Methods and results: Building on our recent discovery of a conserved internal promoter within the Titin gene, we sought to develop an integrative statistical model to explain the observed pattern of Titin truncation variants in patients with dilated cardiomyopathy and population controls. We amassed Titin truncation mutation information from 1714 human dilated cardiomyopathy cases and >69 000 controls and found 3 factors explaining the distribution of Titin mutations: (1) alternative splicing, (2) whether the internal promoter Cronos isoform was disrupted, and (3) whether the distal C terminus was targeted (in keeping with the observation that truncation variants in this region escape nonsense-mediated decay and continue to be incorporated in the sarcomere). A model using these 3 factors had strong predictive performance with an area under the receiver operating characteristic curve of 0.81. Accordingly, individuals with either the most severe form of dilated cardiomyopathy or whose mutations demonstrated clear family segregation experienced the highest risk profile across all 3 components.

Conclusions: We conclude that quantitative models derived from large-scale human genetic and phenotypic data can be applied to help overcome the ever-growing challenges of genetic data interpretation. Results of our approach can be found at http://cvri.ucsf.edu/~deo/TTNtruncationvariant.html.

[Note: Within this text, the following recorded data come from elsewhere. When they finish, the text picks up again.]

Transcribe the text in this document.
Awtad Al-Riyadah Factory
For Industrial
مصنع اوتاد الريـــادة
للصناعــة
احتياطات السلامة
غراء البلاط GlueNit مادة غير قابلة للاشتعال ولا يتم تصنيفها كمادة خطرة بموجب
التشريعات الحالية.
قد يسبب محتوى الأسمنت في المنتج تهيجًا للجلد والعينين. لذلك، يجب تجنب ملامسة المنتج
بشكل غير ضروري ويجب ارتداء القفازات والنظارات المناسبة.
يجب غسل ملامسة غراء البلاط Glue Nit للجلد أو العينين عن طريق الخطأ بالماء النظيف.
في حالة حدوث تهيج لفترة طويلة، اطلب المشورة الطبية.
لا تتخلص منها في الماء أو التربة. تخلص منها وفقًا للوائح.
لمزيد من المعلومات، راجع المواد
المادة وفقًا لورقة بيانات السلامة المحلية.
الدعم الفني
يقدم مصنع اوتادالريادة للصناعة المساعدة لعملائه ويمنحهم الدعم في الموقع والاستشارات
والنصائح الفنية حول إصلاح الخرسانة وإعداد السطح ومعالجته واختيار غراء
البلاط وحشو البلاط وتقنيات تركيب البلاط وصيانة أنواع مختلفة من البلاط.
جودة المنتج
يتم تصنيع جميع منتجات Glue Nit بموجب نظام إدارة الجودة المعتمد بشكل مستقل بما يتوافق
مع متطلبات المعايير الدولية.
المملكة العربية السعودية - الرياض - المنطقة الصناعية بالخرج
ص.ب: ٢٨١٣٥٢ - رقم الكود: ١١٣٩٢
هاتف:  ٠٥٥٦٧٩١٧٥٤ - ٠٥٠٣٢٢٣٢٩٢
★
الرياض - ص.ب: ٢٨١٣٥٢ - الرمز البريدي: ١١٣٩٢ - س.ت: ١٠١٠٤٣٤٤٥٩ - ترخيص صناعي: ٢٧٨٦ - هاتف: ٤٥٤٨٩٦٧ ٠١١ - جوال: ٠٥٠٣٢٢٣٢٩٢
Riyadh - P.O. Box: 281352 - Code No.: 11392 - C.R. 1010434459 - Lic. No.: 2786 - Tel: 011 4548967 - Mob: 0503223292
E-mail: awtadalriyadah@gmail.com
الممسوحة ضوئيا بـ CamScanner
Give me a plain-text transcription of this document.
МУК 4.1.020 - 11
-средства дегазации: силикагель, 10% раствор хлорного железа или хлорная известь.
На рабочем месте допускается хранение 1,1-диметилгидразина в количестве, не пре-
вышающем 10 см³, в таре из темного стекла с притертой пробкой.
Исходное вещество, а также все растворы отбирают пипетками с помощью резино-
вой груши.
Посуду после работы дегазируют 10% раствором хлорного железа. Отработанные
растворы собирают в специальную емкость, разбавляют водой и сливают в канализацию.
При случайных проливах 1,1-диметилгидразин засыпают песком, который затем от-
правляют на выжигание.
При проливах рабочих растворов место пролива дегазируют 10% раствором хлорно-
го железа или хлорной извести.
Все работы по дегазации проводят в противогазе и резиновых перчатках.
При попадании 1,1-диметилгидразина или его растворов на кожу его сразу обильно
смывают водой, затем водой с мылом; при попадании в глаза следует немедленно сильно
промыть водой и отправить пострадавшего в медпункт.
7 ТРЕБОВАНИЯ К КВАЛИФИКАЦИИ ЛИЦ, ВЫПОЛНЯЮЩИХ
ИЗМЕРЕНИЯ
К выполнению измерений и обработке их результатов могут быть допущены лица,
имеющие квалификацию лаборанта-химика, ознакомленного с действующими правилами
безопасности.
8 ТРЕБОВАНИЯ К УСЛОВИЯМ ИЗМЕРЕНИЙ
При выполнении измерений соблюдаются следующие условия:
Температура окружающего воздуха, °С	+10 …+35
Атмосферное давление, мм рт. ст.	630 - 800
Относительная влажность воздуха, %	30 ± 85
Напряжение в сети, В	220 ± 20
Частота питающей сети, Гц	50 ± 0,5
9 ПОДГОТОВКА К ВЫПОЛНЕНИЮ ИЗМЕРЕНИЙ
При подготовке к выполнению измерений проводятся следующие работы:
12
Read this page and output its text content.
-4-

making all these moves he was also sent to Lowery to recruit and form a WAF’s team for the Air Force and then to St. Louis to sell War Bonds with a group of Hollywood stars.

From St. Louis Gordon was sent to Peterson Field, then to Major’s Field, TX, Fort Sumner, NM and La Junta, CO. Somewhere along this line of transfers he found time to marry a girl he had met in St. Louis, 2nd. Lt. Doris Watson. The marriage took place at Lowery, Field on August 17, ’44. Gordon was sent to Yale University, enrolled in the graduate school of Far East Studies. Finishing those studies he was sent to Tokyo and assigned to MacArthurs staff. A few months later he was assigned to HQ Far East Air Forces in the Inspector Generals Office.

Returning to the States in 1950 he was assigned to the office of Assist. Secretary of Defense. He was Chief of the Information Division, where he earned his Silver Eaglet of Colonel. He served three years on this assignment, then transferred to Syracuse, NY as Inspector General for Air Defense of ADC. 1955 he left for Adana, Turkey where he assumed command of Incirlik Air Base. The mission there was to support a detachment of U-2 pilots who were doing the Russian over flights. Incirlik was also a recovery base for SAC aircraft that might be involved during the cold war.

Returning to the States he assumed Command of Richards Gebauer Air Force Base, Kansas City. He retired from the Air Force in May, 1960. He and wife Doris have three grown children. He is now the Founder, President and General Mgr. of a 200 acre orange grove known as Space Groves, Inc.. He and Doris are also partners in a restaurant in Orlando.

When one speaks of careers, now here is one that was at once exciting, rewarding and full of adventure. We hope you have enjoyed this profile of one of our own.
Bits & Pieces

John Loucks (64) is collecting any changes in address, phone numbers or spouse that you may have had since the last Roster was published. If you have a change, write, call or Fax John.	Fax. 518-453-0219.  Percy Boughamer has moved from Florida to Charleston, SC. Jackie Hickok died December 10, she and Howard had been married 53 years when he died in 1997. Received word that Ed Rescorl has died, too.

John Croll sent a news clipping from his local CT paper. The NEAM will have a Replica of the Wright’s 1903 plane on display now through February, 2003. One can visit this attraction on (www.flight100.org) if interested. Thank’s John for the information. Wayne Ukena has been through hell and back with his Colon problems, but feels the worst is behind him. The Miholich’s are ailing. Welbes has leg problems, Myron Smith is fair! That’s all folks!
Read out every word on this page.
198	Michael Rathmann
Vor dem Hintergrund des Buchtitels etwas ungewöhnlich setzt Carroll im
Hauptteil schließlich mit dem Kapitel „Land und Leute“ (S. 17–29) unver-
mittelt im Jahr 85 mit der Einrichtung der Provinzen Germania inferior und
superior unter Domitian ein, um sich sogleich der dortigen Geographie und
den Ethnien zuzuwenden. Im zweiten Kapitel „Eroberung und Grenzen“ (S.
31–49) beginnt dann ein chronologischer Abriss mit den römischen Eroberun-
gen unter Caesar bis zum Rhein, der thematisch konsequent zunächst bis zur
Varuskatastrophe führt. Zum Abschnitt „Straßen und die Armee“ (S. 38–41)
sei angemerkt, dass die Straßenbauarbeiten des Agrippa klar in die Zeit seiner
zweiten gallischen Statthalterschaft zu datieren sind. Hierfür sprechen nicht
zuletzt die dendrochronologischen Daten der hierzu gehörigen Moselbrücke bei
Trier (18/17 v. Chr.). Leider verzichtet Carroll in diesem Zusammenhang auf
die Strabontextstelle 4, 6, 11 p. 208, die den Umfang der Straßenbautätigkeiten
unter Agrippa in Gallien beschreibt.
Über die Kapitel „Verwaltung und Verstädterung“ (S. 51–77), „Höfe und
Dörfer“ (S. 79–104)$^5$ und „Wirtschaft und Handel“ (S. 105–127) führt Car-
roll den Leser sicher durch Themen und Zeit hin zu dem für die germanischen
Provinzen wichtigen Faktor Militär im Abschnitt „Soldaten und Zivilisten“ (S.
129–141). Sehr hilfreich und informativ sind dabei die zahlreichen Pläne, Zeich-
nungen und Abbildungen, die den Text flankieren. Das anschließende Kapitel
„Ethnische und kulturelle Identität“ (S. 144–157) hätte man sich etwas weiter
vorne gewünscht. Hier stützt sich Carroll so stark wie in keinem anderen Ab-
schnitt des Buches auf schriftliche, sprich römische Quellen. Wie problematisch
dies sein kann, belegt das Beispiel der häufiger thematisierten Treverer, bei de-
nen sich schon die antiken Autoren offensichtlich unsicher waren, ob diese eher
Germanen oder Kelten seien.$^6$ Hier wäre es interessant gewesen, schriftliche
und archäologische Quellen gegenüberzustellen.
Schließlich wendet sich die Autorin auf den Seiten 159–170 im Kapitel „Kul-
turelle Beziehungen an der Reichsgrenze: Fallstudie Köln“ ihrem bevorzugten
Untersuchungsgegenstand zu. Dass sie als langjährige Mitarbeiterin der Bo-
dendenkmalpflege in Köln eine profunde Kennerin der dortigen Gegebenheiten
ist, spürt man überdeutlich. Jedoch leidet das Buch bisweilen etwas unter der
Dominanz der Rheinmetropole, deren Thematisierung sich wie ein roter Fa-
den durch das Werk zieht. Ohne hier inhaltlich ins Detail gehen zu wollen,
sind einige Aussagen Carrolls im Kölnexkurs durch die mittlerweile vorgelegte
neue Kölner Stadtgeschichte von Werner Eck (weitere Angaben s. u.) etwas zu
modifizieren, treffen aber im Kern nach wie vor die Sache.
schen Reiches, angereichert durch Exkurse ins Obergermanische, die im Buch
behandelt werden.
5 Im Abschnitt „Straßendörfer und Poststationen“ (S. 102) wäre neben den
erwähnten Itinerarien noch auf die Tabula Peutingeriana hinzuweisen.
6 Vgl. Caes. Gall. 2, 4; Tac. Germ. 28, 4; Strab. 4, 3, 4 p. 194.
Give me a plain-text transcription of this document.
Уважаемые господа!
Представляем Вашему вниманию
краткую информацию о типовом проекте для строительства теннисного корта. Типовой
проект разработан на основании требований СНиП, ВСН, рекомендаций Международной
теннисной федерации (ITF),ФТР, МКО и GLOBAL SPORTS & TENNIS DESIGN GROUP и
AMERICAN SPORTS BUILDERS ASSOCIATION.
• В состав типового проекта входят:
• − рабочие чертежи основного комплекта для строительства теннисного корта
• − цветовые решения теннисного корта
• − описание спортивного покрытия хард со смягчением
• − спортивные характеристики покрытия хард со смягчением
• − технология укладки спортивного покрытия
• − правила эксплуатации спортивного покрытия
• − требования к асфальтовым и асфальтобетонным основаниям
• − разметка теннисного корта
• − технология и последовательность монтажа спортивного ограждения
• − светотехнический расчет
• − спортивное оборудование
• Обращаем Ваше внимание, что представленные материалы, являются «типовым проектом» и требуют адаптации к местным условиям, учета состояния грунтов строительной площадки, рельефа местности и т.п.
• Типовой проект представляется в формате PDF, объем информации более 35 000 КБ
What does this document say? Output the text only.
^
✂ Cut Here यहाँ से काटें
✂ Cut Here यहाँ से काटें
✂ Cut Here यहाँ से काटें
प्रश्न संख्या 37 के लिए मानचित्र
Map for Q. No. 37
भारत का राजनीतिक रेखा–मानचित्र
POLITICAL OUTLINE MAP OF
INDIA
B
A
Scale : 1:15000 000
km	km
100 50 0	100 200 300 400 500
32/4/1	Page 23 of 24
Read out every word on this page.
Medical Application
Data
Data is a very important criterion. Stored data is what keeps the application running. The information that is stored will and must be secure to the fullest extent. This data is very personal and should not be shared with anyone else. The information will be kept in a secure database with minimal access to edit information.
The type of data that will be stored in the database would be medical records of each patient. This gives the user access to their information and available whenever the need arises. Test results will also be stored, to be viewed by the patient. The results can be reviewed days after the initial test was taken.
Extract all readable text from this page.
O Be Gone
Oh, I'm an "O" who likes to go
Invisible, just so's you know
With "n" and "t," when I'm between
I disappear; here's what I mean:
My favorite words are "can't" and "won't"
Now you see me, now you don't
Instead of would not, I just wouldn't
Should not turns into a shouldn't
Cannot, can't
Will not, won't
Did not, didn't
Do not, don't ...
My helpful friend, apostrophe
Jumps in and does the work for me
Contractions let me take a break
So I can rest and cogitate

Keywords: alternative splicing; confusion; dilated cardiomyopathy; human; mutation.

Figure 1.

Analysis of Titin truncation variant data from 1714 dilated cardiomyopathy cases and 69 210 controls reveals 3 primary determinants of mutation distribution. A, The odds that mutations are found in cases vs controls increases with percent spliced in (PSI). Odds ratios were computed with logistic regression models, controlling for whether the Cronos isoform is disrupted. B, Within constitutive exons (PSI>0.95), there is a 3.1-fold increased odds of mutations being found in cases vs controls for mutations that disrupt the Cronos isoform (P=8×10⁻⁸). C, Analysis of odds ratios across bins of 2000 amino acids from N terminus to C terminus reveals 2 primary sources of variation: an increase in risk for mutations that disrupt Cronos (shown by position of dotted line) and a sharp drop in risk for those affecting the distal C terminus. For all plots, error bars, when shown, correspond to the SE.

Figure 2.

Distribution of TTN truncation variants in bins of amino acids from N terminus to C terminus in the (A) dilated cardiomyopathy (DCM) and (B) population control (CTL) groups. A smooth increase in number of variants is seen at the distal C terminus in the CTL group, whereas a corresponding drop is seen in the DCM group. Each bin corresponds to 1000 amino acids for the DCM plot and 500 amino acids for the CTL plot.

Figure 3.

Comparison of 3 factors reveals their relative contribution to the observed distribution of TTN truncation variants. By plotting the increase in odds that a truncating variant is found in cases vs controls per 1 standard unit change for different predictors, one can perform an approximate relative comparison of variable importance.

Figure 4.

Receiver operating characteristic curve for ability to discriminate mutations as belonging to cases or controls using 3 predictors is shown in Figure 3. A model was derived from a training set corresponding to 2 of 3 of the data and then evaluated on a test set of the remaining data. A, Representative plot. B, Distribution of area under the receiver operating characteristic curve (AUROC) values in 100 simulations.